Over a thousand pounds of cocoons were raised at Ebenezer, and seventy-four pounds two ounces raw silk made, producing (the price being then thirty shillings) over 110_l_. sterling. As illustrative of the luxuriant growth of the mulberry, it may be interesting to state, that two trees in front of the Parsonage, ten years old, measured three feet eight inches in circumference. In December of this year, eight more copper basins were received, and public confidence in the success of the undertaking seemed revived, notwithstanding Mr. Camuse and family had left the Province, and settled at Purysburgh, in South Carolina.
On the 25th December, 1750, Mr. Pickering Robinson, who, together with Mr. James Habersham, had been appointed the preceding August a commissioner to promote more effectually the culture of silk, arrived in Savannah.
Mr. Robinson had been sent to France, at the expense of the Trustees, to study the management of filatures and the necessary processes for preparing the article for market, and thus, though no operative, was qualified to take the directorship of so important a branch of industry. His salary was 100_l_. per annum; 25_l_. for a clerk, and a tract of land was also granted him, which, in 1763, sold for 1300_l_.

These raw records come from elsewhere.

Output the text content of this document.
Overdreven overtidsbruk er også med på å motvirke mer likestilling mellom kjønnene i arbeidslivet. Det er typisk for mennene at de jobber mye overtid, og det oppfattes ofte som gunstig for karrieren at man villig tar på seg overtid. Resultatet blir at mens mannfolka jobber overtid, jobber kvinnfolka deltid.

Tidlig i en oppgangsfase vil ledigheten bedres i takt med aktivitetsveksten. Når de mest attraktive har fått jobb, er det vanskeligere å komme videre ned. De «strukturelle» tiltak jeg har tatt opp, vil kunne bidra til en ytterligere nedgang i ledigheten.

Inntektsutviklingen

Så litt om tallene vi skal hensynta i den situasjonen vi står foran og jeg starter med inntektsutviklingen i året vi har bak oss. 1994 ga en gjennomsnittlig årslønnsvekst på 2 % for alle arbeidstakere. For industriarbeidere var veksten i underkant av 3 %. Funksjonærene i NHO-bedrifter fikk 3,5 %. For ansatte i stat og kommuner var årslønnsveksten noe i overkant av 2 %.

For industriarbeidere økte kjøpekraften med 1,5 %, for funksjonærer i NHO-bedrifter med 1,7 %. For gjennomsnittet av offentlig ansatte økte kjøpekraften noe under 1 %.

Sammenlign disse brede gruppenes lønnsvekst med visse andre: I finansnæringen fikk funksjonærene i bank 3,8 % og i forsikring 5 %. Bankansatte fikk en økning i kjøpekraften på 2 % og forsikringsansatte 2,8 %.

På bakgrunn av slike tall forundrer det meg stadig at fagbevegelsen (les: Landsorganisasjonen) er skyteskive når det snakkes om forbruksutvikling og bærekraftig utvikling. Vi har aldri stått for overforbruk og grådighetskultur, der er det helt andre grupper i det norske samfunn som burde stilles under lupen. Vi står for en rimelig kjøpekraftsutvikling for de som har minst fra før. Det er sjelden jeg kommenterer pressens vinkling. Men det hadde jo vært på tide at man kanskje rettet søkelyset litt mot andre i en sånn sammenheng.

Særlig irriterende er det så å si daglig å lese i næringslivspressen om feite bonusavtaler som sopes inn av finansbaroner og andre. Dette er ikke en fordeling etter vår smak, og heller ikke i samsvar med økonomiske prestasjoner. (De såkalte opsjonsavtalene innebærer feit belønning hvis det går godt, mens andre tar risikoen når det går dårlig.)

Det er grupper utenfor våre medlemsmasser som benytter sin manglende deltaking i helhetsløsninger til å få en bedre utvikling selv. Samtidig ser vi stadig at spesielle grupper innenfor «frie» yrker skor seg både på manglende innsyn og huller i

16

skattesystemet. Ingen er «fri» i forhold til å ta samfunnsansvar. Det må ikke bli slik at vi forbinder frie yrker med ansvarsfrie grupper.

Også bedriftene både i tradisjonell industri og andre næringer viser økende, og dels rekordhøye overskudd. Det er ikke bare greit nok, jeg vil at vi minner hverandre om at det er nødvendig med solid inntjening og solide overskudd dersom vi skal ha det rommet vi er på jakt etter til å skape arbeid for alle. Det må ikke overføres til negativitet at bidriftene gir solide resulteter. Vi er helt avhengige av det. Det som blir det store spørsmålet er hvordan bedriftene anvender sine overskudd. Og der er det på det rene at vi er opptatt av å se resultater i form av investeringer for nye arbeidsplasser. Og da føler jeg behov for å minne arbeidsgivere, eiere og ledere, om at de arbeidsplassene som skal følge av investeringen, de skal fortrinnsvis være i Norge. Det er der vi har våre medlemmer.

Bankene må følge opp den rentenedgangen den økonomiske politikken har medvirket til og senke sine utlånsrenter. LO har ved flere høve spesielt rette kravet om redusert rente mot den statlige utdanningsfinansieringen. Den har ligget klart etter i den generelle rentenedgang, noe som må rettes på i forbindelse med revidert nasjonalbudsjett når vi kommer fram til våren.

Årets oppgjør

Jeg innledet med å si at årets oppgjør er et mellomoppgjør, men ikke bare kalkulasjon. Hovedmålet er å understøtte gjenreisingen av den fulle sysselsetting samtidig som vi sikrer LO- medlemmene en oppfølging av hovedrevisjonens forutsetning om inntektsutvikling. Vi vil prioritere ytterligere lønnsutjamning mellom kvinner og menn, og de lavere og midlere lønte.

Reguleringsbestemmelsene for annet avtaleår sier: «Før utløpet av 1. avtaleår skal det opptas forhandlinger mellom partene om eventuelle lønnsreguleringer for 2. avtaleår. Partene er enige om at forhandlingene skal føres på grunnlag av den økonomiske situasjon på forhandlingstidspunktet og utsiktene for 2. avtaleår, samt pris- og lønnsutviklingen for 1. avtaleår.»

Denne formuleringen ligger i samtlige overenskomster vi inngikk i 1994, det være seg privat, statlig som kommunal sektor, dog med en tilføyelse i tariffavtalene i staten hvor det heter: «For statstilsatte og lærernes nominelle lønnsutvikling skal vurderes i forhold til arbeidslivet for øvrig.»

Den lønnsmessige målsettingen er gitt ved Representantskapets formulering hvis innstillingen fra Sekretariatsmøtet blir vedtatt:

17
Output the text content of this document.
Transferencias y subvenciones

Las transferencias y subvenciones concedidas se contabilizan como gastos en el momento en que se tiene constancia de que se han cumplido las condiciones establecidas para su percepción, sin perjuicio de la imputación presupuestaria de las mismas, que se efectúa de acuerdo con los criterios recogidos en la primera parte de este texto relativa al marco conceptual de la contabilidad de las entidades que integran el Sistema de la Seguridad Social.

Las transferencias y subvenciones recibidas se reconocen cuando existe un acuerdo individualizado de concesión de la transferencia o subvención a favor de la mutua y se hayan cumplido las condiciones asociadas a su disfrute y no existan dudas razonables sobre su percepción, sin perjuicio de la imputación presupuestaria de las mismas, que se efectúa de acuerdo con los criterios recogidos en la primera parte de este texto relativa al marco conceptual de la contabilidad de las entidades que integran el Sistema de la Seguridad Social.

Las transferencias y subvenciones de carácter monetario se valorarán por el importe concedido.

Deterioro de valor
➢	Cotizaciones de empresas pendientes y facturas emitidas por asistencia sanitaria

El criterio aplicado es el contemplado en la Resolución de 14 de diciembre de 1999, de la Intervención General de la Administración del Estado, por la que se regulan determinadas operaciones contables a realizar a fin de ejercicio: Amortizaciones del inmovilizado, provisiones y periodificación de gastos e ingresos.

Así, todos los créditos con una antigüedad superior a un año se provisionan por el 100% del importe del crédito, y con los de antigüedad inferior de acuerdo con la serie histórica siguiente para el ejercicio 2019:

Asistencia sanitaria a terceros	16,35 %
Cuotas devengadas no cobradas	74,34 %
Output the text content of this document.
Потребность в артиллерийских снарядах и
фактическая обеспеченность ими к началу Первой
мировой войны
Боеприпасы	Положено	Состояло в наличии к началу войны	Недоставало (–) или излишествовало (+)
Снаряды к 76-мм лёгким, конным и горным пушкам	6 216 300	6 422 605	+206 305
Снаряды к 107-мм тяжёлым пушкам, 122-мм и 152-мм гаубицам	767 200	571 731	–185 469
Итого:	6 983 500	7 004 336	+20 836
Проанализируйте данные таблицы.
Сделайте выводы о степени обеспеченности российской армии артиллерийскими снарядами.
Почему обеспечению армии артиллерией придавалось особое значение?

Mr. Robinson brought with him a large quantity of silkworm seed, but all failed, save about half an ounce; the commissioners determined at once to erect a filature, which should be a normal school to the whole province, and it was their opinion that it would be “a sufficient nursery to supply, in three or four years, as many reelers as will be wanted, when we make no doubt of many private filatures being erected, which can only make their culture a general staple.” The dimensions were thirty-six feet by twenty, rough boarded, with a loft or upper story, for the spreading out of the green cocoons. It was commenced on the 4th of March, 1751. On the 1st of April, the basins were put up, and on the 8th of May the reeling began. To encourage the colonists, the Trustees proposed to purchase all the balls, and wind them at their own expense, and paid from 1_s_. 6_d_. to 2_s_. 4_d_. per pound for green cocoons. The Commissioners separated the cocoons into three sorts: 1st, perfect cones; 2d, the spongy and fuzzy; and 3d, the spotted, stained, and dupions. This arrangement, however, gave great offence to some of the residents in Savannah and Purysburgh, and Messrs. Robinson and Habersham requested the Vice President and assistants to determine the respective prices and publicly announce the same, which they did on the 26th April, by a proclamation, wherein by way of bounty, they promised to pay for cocoons delivered at their store in Savannah, the following sums, namely, for cocoons made by one worm, hard, weighty and good substance, 2_s_. per pound; for the weaker quality, pointed, spotted, or bruised, 1_s_. 3_d_.; for dupions (those made by two worms), 6_d_.; for raw silk, from 1st quality cocoons 14_s_. per pound; for that made from 2d quality, 12_s_.; the product of the double cones, 6_s_. per pound; and they also offered, if delivered at the filature, for best cocoons, 3_s_. 6_d_.; for middling 1_s_. 8_d_.; and for inferior 1_s_. 1_d_., a series of prices truly astonishing, when we reflect that the real merchantable worth of a pound of cocoons is scarcely ever 6_d_.